The compliance date for these February 2024 amendments has been extended multiple times and currently stands at October 1, 2026. The SEC has indicated it is conducting a comprehensive review of Form PF and may propose further amendments before the October 2026 compliance date arrives.
Form PF is organized into different sections, and which sections you need to complete depends on what type of adviser you are. All filers must complete Sections 1a and 1b, which cover general information about the adviser and their funds. Beyond that, the requirements become more specialized.
Hedge fund advisers must also complete Section 1c, which asks for specific details about each fund. Large hedge fund advisers have the most extensive requirements and must also complete Section 2, which requests detailed information about their investment exposures and risk profiles. Additionally, large hedge fund advisers must file Section 5 current reports within 72 hours of specified triggering events.
Private equity fund advisers must file Section 6 quarterly event reports when triggering events occur. Large private equity fund advisers with at least $2 billion in assets under management must complete Section 4, which asks for detailed investment and operational data in their annual filings.
The information provided on Form PF generally remains confidential. However, the SEC can use this information for enforcement actions and examinations of advisers. The Dodd-Frank Act specifically exempts Form PF data from Freedom of Information Act requests, which means the general public cannot request access to these filings. At the same time, the law requires the SEC to share this information with FSOC for systemic risk monitoring purposes.
The SEC also expects to coordinate with international regulators who are monitoring systemic risk in their own countries. The agency may respond to requests from other federal agencies and self-regulatory organizationsNon-governmental organizations that have the power to create and enforce industry regulations and standards for their members. when appropriate.

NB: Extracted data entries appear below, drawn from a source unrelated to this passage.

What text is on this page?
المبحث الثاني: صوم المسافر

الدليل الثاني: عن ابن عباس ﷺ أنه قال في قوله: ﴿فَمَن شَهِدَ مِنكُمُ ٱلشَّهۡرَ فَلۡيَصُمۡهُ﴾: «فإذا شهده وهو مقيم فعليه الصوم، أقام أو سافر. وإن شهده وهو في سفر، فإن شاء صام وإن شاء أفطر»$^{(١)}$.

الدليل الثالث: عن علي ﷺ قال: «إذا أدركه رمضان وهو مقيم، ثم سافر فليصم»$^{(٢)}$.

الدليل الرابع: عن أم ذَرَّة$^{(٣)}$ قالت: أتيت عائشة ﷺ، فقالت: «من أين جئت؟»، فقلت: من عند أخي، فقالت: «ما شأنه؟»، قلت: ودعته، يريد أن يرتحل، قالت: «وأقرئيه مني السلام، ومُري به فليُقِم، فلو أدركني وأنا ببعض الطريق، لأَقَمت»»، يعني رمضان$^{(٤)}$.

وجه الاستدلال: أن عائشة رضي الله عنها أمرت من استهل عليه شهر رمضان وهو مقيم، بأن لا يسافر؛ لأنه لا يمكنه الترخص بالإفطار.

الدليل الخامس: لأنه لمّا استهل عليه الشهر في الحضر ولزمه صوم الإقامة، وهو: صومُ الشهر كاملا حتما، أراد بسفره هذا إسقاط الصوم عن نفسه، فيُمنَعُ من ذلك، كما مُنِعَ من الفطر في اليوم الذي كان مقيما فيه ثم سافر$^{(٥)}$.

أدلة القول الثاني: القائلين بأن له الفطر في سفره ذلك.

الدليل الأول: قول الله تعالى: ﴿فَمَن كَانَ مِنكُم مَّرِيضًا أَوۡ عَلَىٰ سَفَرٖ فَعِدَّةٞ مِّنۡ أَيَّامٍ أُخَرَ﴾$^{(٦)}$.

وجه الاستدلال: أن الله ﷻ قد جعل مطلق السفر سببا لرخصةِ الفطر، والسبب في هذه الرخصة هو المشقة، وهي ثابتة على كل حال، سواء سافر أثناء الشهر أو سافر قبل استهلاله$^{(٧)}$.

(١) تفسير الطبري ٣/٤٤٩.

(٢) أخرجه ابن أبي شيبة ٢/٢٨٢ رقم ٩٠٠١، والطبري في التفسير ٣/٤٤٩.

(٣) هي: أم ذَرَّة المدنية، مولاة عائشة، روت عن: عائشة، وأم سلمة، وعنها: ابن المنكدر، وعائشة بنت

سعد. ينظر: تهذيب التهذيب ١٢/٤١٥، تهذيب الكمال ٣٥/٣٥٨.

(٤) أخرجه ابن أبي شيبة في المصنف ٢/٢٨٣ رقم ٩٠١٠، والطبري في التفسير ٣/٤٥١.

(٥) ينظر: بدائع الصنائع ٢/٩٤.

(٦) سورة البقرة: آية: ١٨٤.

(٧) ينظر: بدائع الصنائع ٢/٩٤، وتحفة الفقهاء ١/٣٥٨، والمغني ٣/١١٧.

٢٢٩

While monitoring systemic risk serves important regulatory goals in preventing future financial crises, some market participants have questioned whether the current approach is the most effective. They have raised concerns about whether private funds really warrant this level of detailed reporting and whether the data being collected actually helps prevent crises. The multiple extensions of the February 2024 amendments' compliance date reflect ongoing industry concerns about implementation challenges and the scope of the reporting requirements.
Although the SEC maintains that Form PF information is confidential, private fund investors sometimes ask their fund managers for access to Form PF data. This creates a potential problem. If advisers accommodate these requests, it could undermine the SEC's confidentiality protections and create competitive disadvantages for funds whose data becomes more widely known.